Changing customer tastes are one challenge that the Morenos have responded to in recent years. But the bigger obstacle, says Alyssa, is weather.

“It’s been shifting for the past 15 years or so and getting worse,” she says. “Farming is always working with Mother Nature, but this is that to an extreme. We’re not getting the colder winters now and we see serious production issues through the year. Crazy pests come in. We’re hit by drought really hard, then a deluge, but that’s all the rain you’re going to get for the year. Plants have a hard time keeping up.”
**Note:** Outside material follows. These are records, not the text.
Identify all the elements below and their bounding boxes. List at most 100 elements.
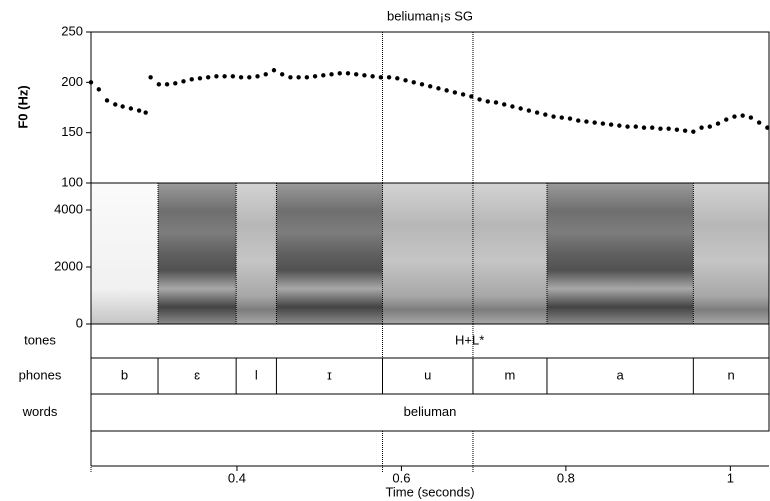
f0-point <box>148 75 153 80</box>
f0-point <box>156 82 162 87</box>
f0-point <box>502 102 507 107</box>
y-tick-label: 150 <box>61 124 83 139</box>
f0-point <box>551 114 556 119</box>
f0-point <box>650 125 655 130</box>
f0-point <box>271 68 277 73</box>
f0-point <box>411 80 416 85</box>
f0-point <box>345 71 351 76</box>
tier-row <box>90 323 770 359</box>
f0-point <box>608 122 614 127</box>
f0-point <box>756 120 762 125</box>
f0-point <box>666 126 671 131</box>
f0-point <box>444 88 449 93</box>
f0-point <box>715 121 721 126</box>
f0-point <box>136 108 142 113</box>
spectrogram-segment <box>693 183 769 324</box>
f0-point <box>748 115 754 120</box>
f0-point <box>88 80 94 85</box>
f0-point <box>104 98 110 103</box>
f0-point <box>337 71 342 76</box>
y-tick-label: 200 <box>61 74 83 89</box>
tier-name: words <box>22 404 58 419</box>
spectrogram-segment <box>91 183 159 324</box>
f0-point <box>403 78 408 83</box>
f0-point <box>534 110 540 115</box>
f0-point <box>263 72 268 77</box>
f0-point <box>419 82 425 87</box>
f0-point <box>143 110 148 115</box>
tier-name: phones <box>19 367 62 382</box>
f0-point <box>296 75 301 80</box>
f0-point <box>477 97 482 102</box>
f0-point <box>592 120 597 125</box>
y-tick-label: 4000 <box>54 201 83 216</box>
f0-point <box>395 76 400 81</box>
f0-point <box>181 79 186 84</box>
f0-point <box>321 73 326 78</box>
plot-area: 100 150 200 250 0 2000 4000 tones H+L* phones b ɛ l ɪ… <box>19 23 770 485</box>
f0-point <box>765 125 770 130</box>
f0-point <box>584 119 589 124</box>
interval-label: n <box>728 367 735 382</box>
f0-point <box>255 74 260 79</box>
f0-point <box>518 106 523 111</box>
f0-point <box>164 82 170 87</box>
spectrogram-segment <box>382 183 473 324</box>
f0-point <box>304 75 310 80</box>
interval-label: m <box>505 367 516 382</box>
spectrogram-segment <box>276 183 383 324</box>
f0-point <box>96 87 102 92</box>
f0-point <box>469 94 474 99</box>
f0-point <box>428 84 433 89</box>
f0-point <box>230 74 236 79</box>
f0-point <box>279 72 285 77</box>
f0-point <box>113 102 118 107</box>
f0-frame <box>90 31 770 184</box>
f0-point <box>353 72 359 77</box>
chart-title: beliuman¡s SG <box>387 8 473 23</box>
interval-label: l <box>255 367 258 382</box>
f0-point <box>197 76 203 81</box>
f0-point <box>732 114 737 119</box>
f0-point <box>707 124 712 129</box>
f0-point <box>691 129 696 134</box>
f0-point <box>658 126 663 131</box>
x-tick-label: 0.8 <box>557 470 575 485</box>
f0-point <box>120 104 125 109</box>
f0-point <box>436 86 441 91</box>
f0-point <box>617 123 622 128</box>
f0-point <box>699 125 704 130</box>
f0-point <box>682 128 688 133</box>
x-axis-label: Time (seconds) <box>385 484 474 499</box>
f0-point <box>485 99 490 104</box>
f0-point <box>205 75 211 80</box>
y-tick-label: 2000 <box>54 258 83 273</box>
y-axis-label: F0 (Hz) <box>15 85 30 128</box>
f0-point <box>386 75 392 80</box>
f0-point <box>576 118 581 123</box>
y-tick-label: 0 <box>76 315 83 330</box>
y-tick-label: 250 <box>61 23 83 38</box>
x-tick-label: 1 <box>727 470 734 485</box>
f0-point <box>633 124 638 129</box>
spectrogram-segment <box>158 183 237 324</box>
point-label: H+L* <box>455 332 484 347</box>
f0-point <box>128 106 134 111</box>
spectrogram-segment <box>236 183 277 324</box>
f0-point <box>641 125 647 130</box>
f0-point <box>559 115 564 120</box>
x-tick-label: 0.6 <box>392 470 410 485</box>
f0-point <box>510 104 515 109</box>
f0-point <box>173 81 178 86</box>
y-tick-label: 100 <box>61 174 83 189</box>
interval-label: b <box>121 367 128 382</box>
f0-point <box>238 75 244 80</box>
spectrogram-segment <box>472 183 547 324</box>
interval-label: a <box>617 367 625 382</box>
f0-point <box>452 90 458 95</box>
f0-point <box>740 113 745 118</box>
f0-point <box>370 74 375 79</box>
f0-point <box>674 127 680 132</box>
f0-point <box>189 77 194 82</box>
All of this plays into the decision to use more regenerative practices for Moreno Family Farm. As much as possible, they want to work with Mother Nature, not against her. That means encouraging the native plants and trees they’re finding on the property—including some that would be considered weeds on a conventional farm, but play a role in soil health. Instead of clear cutting 10 wooded acres, they’ll use it for mushroom production.

“We’re trying to educate ourselves on how we did it in the past,” says Salvador. “My dad used to talk about growing peas and beans in the corn so you didn’t have to trellis. It saved work. Now that we have more education on what happens in soil, we know legumes are wonderful at drawing up nitrogen, so nitrogen-heavy plants like corn and wheats just love it to death. They were doing some really cool, advanced, regenerative practices and had no idea about it. That’s part of my excitement.”

So is the idea that he can pass that knowledge, as well as the land, on to his children, continuing the multigenerational farming legacy. Since SMM Farm’s land is leased, there is always some uncertainty about the future.

“This is a life preserver for us,” says Alyssa. “Doing it on our own land gives us that much more of benefit. We’re able to preserve something for our family.” They’re also able to preserve farmland in Clay County, which has become a bigger concern as they’ve
watched similar tracts become RV parks or housing subdivisions. Being able to raise their kids beside them is also a huge incentive to keep farming. “They’re out there, playing with bugs, seeing how things grow, and I get to see that,” says Alyssa.

Ten years ago, Salvador and Alyssa bought a house on Jarrett Road, which winds along pastureland parallel to the Hiwassee River. At one time, the land all belonged to a single farm, but has been broken up over time. The dream, they said to each other at the time, was to someday own the whole road, in order to preserve it as farmland. “It is beautiful and wholesome and we want our kids to see it that way in the future if we can,” says Alyssa. The new farm property sits on 30 acres, right across the street from their house, bringing that dream just a bit closer to reality.